A crise era consequência de vários fatores, mas à época estávamos saindo de uma situação de suposta bonança, com o advento em 94 do Plano Real, que controlou a inflação galopante que impedia o crescimento do país. Eu não sou especialista em economia mas, a meu ver, vivemos ciclos de tempestade e bonança, às vezes uns maiores que os outros. Se durante os anos posteriores à 94 o Dólar era equiparado ao Real em uma escala quase 1:1, a economia parecia começar, em 97, uma queda vertiginosa, que culminou na Desvalorização do Real em 1999. Essa crise se estendeu até o início dos anos 2000, e talvez tenha sido a grande responsável pela vitória de Lula no pleito de 2001. Lula representava uma eterna esperança de mudança e o PT, estrategicamente, aprendeu com as sucessivas derrotas a fazer um discurso que se não abandonava certas bandeiras do passado, como a preocupação com políticas sociais, se mostrava mais preocupado em agradar  a todos, mesmo os que temiam sua tradição de militância de esquerda. O Lulinha “Paz & Amor” surge, aí, como uma opção razoável ao “Empacotando” Henrique Cardoso, e a ascensão econômica experimentada pelo país naquele momento, mesmo diante do prelúdio da gigantesca crise mundial, foi um marco na política nacional. E marcou, também, pela primeira vez desde o início de nossa tão recente liberdade democrática, o ponto de surgimento do PSDB como oposição. Esse movimento é importantíssimo, a meu ver, para entender porque a crise atual é muito mais política que econômica.

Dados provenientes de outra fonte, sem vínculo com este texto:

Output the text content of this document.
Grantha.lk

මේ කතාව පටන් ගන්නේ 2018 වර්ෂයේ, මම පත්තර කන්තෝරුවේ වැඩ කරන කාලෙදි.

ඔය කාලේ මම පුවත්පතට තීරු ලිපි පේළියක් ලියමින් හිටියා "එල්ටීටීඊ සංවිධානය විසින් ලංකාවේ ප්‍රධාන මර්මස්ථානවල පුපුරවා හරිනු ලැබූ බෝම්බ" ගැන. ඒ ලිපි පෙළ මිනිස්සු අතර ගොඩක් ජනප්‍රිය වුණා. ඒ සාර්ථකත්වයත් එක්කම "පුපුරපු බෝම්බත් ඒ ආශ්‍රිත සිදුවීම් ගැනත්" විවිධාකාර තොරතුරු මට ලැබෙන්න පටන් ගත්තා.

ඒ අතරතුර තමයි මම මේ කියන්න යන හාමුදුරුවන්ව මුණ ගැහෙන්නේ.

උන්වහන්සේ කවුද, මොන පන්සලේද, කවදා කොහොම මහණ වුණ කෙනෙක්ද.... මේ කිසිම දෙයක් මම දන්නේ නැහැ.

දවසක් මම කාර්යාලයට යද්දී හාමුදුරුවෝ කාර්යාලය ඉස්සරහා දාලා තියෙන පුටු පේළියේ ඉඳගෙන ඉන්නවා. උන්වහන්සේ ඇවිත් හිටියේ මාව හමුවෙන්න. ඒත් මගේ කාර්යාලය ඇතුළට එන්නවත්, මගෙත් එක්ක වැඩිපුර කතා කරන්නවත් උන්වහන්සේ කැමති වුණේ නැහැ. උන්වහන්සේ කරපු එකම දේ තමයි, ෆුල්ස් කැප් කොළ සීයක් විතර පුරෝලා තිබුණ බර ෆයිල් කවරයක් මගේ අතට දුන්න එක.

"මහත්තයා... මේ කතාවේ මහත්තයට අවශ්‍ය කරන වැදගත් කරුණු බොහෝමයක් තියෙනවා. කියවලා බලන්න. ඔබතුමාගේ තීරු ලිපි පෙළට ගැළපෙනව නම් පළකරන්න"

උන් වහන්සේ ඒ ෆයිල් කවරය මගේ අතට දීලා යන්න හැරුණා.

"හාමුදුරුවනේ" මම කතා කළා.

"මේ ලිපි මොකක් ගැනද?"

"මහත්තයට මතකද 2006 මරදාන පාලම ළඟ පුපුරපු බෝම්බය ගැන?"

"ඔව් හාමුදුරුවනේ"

Ambos os governos, Lula e FHC, vivenciaram momentos de bonança e crise. A diferença crucial é que apenas o governo FHC sucumbiu a uma crise efetivamente econômica, posto que não fez um sucessor. Por outro lado, o governo Lula quase sucumbiu a uma outra crise, uma crise efetivamente política, relacionada a uma série de escândalos políticos que vitimaram toda a cúpula articuladora do PT e que tornaram o governo cada vez mais um governo do Lula, e não do PT. Apesar disso, o partido seguiu com uma inegável força até os dias de hoje, mesmo apanhando diariamente na mídia, o principal palanque contra os governos. A Veja, que sempre foi uma revista mais de denúncia que de jornalismo, assumiu seu papel de panfleto de oposição, junto a outros portais, muitos filhotes da relação promíscua entre militares e empresários da imprensa e telecomunicações. Não sou capaz de afirmar com certeza o quanto a postura de nossa mídia é defesa de interesses econômicos ou adesão ideológica, mas as coisas acabam se misturando facilmente diante da urgência de extirpar do poder o governo do PT. E poucas vezes se viu uma força tão grande mobilizada em prol de algo sofrer derrotas tão acachapantes.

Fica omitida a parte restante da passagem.